Солнце уже скрылось за высокими деревьями, а он все сидел на корточках перед шкафом и извлекал из него все новые сокровища. Здесь были и «Думы» Рылеева и его поэма «Войнаровский», списки которой ходили по рукам у них в пансионе. Он нашел здесь и неизвестные ему рукописные стихи Пушкина и Полежаева, поэмы Байрона и уже знакомую ему биографию Байрона Томаса Мура.
Начиная с этого вечера маленький книжный шкаф Столыпина постепенно открывал Мише скрытую духовную жизнь передовых людей того времени.
ГЛАВА 24
В начале осени Елизавета Алексеевна объявила, что молодежь должна поехать вместе с ней на богомолье в Троице-Сергиеву лавру.

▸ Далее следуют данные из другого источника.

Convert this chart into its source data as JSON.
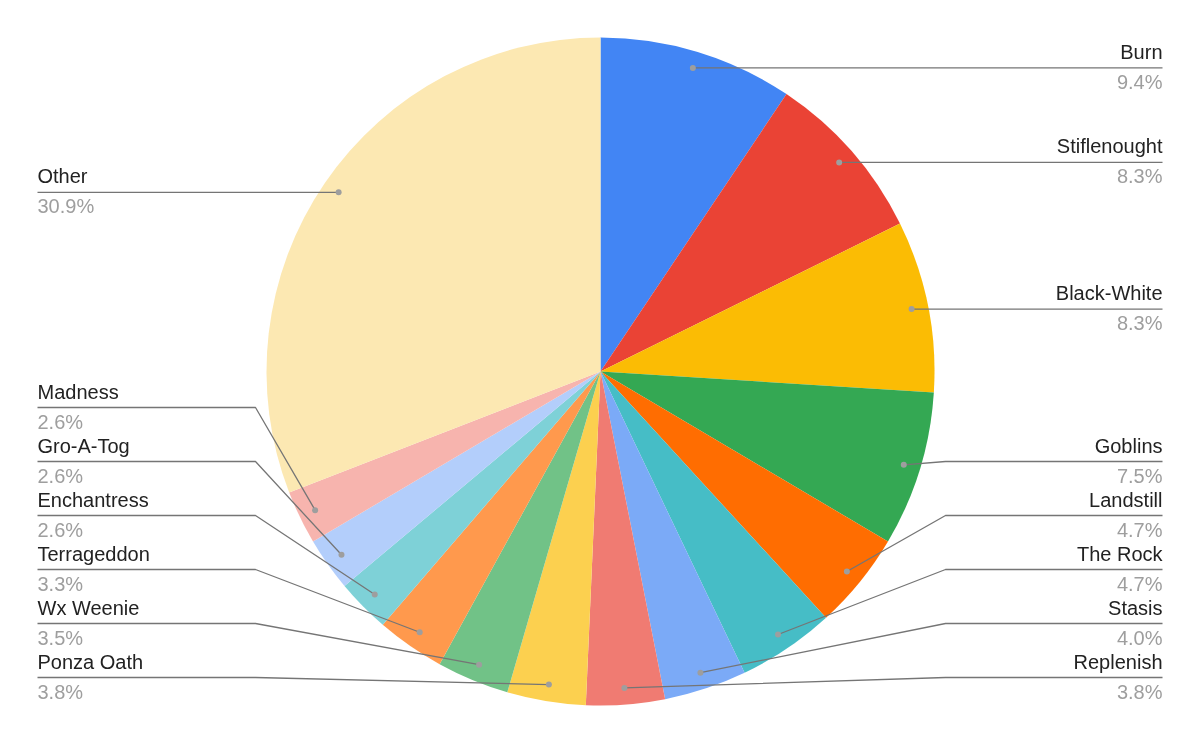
{
  "chart_data": {
    "type": "pie",
    "categories": [
      "Burn",
      "Stiflenought",
      "Black-White",
      "Goblins",
      "Landstill",
      "The Rock",
      "Stasis",
      "Replenish",
      "Ponza Oath",
      "Wx Weenie",
      "Terrageddon",
      "Enchantress",
      "Gro-A-Tog",
      "Madness",
      "Other"
    ],
    "values": [
      9.4,
      8.3,
      8.3,
      7.5,
      4.7,
      4.7,
      4.0,
      3.8,
      3.8,
      3.5,
      3.3,
      2.6,
      2.6,
      2.6,
      30.9
    ],
    "colors": [
      "#4285f4",
      "#ea4335",
      "#fbbc04",
      "#34a853",
      "#ff6d01",
      "#46bdc6",
      "#7baaf7",
      "#f07b72",
      "#fcd04f",
      "#71c287",
      "#ff994d",
      "#7ed1d7",
      "#b3cefb",
      "#f7b4ae",
      "#fce8b2"
    ],
    "value_labels": [
      "9.4%",
      "8.3%",
      "8.3%",
      "7.5%",
      "4.7%",
      "4.7%",
      "4.0%",
      "3.8%",
      "3.8%",
      "3.5%",
      "3.3%",
      "2.6%",
      "2.6%",
      "2.6%",
      "30.9%"
    ]
  }
}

Это было чудесное путешествие для всех, кроме Миши, потому что Катишь Сушкова оказывала явное внимание гвардейскому офицеру, поехавшему с ними на богомолье.
Переночевав в монастырской гостинице, все пошли к службе в собор. На паперти и в тени старых деревьев стояло много народу, все еще пытавшегося пробиться внутрь собора, где по случаю большого праздника служил митрополит. Испуганная толпой и давкой, бабушка осталась на паперти, где ее мгновенно окружила толпа нищих. Один из них — слепой, изможденный и голодный, смотрел мутными глазами перед собой и тихо подпевал хору соборных певчих. Миша стоял перед ним, прислушиваясь к его голосу и Сашенька Верещагина, оглянувшись, заметила, что ее кузен положил все содержимое своих карманов в пустую деревянную чашку. Услыхав звон монет, слепой поклонился и что-то тихо сказал.
— Мишель, — позвала Сашенька, выходя вместе со всеми из монастырской ограды. — Будет вам с мрачным видом плестись позади всех! Идите сюда, к нам!
Миша догнал ее, стараясь не смотреть на Сушкову, которая шла впереди, играя зонтиком, и болтала с гвардейским офицером.
— Что вам сказал слепой нищий? Вы слушали его с таким вниманием.
— Он рассказал мне, что вчера кто-то смеха ради положил в его деревянную чашку вместо денег мелкие камушки. Вот и все.
Вечером «богомольцы» подняли такой шум и веселье в монастырской гостинице, что Елизавета Алексеевна с тревогой и смущением посматривала и на служку и на монахов, проходивших под окнами.